Нельзя сказать, чтобы после якобсоновых лекций я оставался совсем уж лопухом, и некоторые поливы Мурзаева казались мне если не банальностью, то и не откровениями вовсе. Но напор, но страсть, но пафос разоблачения, но совместный портвейн! И не было ли распивание алкоголя знаком высшего ко мне доверия? Ведь не мог же я не понимать, что Мурзаев совершает своего рода должностное преступление, по тяжести сравнимое с совращением малолетних. И что именно мне поручено охранять эту нашу с ним сокровенную тайну совместных выпивонов. При желании, в проекции, теперь в его поведении действительно можно подметить ноту совращения, своего рода латентный гомосексуализм… Тем более загадочно, зачем он поперся ночевать в дом моих родителей: быть может, после пережитого в армии он был чуточку не в себе…
Так или иначе, но надо было отправляться в школу, а мой завуч был в беспамятстве. Я теребил его и повторял Александр Владимирович, вставайте, мы опаздываем. Именно комичность этой ситуации и веселила матушку: не он меня, нерадивого ученика, струнит и загоняет в класс, а я пытаюсь воззвать своего завуча к исполнению им должностных обязанностей.

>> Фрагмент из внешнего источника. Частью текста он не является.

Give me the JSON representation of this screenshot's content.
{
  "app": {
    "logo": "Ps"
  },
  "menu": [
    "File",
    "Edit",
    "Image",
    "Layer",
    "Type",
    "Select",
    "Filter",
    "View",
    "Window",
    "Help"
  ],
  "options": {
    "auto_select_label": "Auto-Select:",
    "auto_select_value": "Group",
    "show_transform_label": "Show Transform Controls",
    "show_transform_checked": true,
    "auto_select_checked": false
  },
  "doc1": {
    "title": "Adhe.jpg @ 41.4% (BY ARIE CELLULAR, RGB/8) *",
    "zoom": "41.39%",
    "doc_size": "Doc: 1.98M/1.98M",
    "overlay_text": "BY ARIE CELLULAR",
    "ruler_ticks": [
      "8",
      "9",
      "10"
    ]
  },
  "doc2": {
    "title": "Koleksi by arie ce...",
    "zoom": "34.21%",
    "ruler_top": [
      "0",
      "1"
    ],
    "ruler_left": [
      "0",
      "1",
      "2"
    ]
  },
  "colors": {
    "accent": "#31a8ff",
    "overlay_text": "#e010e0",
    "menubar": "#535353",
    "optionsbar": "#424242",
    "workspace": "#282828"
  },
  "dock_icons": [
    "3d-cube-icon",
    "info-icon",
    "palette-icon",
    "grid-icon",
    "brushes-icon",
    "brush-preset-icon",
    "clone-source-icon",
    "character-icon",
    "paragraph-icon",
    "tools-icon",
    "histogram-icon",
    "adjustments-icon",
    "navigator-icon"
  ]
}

Рано или поздно он все-таки очухался, прошел в ванную, набычившись, благоухая перегаром и пoтом, и кое-как собрался. И для нашего дома все эти запахи, все эти похрюкиванья, когда он лил на себя холодную воду, были так же странны, как если бы мой отец привел ночевать автомеханика Михайлова, запив с ним с получки. Матушка перенесла все стоически и, как сказано, не без юмора, а отец так и вовсе не вышел из своего кабинета, не без оснований считая все происходящее форменным безобразием. Но и не желая вступать, как выразились бы нынче, во время прифронтовое, в зону ответственности супруги… Так или иначе, проглотив кофе, давясь и решительно отказавшись от омлета, мучительно мечтая об опохмелке, завуч бросил мне короткое
пошли, толком не поблагодарив мою мать, и мы с ним выкатились на осенний холодок.
Меня чуть обидело, помнится, когда, сойдя вместе на нужной автобусной остановке, мы по его требованию разошлись. Так режиссеры, проснувшись в постели актрисы, требуют идти на репетицию в театр разными дорожками. Но не являться же нам было в школу полупьяной парой. Впрочем, уже на второй перемене меня вызвали к завучу.
Мурзаев сидел в своем кабинете, за своим столом, из-за которого он распекал ленивцев, велел мне закрыть дверь на ключ. Он был розов – видно, догадался я, в шкафу у него была припрятана бутылочка коньяка: может быть, врачеватель юных душ принимал дары от благодарных родителей. Я повернул ключ, и он, рассеянно улыбаясь, предложил мне закурить. В сравнении с прошлым вечером, в котором была известная разудалость, сейчас ощущалась натянутость. Курить я отказался. Он сказал равнодушно как хочешь и дернул плечом: была у него такая манера, напоминающая нервный тик.